Anyway, here are some photos of what perhaps would be the last time I presented a paper in person, to a physical audience, for a long time. Credits go to Natella Nuralieva and Carlos Inclan Fuentes, my fellow Foxes. On 24 February 2020, four days before my 29th birthday, I presented a paper from my thesis at the fortnightly Fox Fellowship seminar. The plan back then was to gather some preliminary feedback on this paper, then present the same paper at the Understanding digital Vietnam workshop, which I spent quite a large chunk of my time organising with Erik Harms, my advisor here at Yale, with funding from the Council of Southeast Asia Studies at Yale and the Fox International Fellowship.
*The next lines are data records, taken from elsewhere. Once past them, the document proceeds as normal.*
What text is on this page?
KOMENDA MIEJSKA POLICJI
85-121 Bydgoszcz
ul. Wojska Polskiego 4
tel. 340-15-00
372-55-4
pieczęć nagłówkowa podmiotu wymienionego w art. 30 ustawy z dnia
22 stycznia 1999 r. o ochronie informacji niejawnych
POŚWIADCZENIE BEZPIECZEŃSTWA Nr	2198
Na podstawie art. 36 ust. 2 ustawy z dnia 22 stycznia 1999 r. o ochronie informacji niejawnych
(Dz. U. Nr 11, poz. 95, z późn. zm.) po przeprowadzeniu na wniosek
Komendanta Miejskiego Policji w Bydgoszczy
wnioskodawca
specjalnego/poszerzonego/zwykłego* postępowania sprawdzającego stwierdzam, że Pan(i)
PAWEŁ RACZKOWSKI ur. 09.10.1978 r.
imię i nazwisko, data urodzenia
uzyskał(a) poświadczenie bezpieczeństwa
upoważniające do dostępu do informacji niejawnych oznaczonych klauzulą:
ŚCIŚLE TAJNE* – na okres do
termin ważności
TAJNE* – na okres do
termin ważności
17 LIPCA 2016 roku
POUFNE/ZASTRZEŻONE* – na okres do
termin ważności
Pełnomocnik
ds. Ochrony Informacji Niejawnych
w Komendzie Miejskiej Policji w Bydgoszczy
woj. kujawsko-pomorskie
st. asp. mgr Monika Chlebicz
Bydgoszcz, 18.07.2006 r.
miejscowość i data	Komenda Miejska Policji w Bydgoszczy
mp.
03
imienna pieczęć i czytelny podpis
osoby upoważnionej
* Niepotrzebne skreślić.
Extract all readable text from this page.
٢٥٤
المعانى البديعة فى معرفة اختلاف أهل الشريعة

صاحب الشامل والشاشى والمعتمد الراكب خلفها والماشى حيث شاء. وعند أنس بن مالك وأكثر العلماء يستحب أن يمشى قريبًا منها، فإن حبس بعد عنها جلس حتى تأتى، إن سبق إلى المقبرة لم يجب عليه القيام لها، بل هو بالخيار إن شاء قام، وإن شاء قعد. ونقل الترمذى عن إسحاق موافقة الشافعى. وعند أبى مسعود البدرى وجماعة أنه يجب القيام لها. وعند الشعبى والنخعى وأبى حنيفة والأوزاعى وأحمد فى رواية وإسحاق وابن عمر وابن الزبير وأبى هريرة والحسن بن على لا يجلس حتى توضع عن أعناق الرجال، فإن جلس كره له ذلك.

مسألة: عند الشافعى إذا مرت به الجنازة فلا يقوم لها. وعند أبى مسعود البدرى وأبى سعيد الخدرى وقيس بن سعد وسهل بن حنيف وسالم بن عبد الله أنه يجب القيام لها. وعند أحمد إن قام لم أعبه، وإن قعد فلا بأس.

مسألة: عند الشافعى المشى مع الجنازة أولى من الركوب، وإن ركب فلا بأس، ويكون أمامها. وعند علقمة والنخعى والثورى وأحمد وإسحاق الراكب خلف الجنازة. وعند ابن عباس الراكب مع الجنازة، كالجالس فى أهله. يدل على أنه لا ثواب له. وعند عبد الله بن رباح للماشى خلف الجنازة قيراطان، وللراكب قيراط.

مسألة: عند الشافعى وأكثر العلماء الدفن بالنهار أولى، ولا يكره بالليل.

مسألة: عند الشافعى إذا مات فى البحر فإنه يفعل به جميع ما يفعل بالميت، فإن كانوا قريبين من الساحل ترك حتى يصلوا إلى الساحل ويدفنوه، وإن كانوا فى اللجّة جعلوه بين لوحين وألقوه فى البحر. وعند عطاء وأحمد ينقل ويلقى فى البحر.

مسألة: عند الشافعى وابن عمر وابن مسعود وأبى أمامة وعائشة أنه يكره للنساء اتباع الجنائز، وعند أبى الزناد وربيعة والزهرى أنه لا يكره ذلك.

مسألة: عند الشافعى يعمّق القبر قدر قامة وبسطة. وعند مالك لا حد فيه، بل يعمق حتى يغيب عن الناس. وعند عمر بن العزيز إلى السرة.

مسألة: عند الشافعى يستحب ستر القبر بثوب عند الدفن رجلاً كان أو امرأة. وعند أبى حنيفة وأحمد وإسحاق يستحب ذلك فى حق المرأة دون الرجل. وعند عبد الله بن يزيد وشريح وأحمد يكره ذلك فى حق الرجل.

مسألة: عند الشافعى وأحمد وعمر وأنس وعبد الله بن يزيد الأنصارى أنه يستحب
We planned on ordering Thai food (because Vietnamese mothers everywhere would weep at what New Haven restaurants call ‘Vietnamese food’) and having a movie screening (Bitcoin Heist, is there a better Vietnamese ‘tech’ movie?) on the day of the workshop, but life as we know it became upended. The workshop is still happening at a later date than originally planned, via Zoom – I will update the date and link to the workshop resources on here when they are available. I have my feelings and opinions about Zoom, but that’s another post for another time.







I miss presenting to people in a room. I really do.



Bonus: original poster for the workshop below. Details are no longer correct. T. did such a good job with the design, and I was excited to have it printed out professionally. I might still do it later; unlike what the digital evangelists would have you believe, materiality is not dead.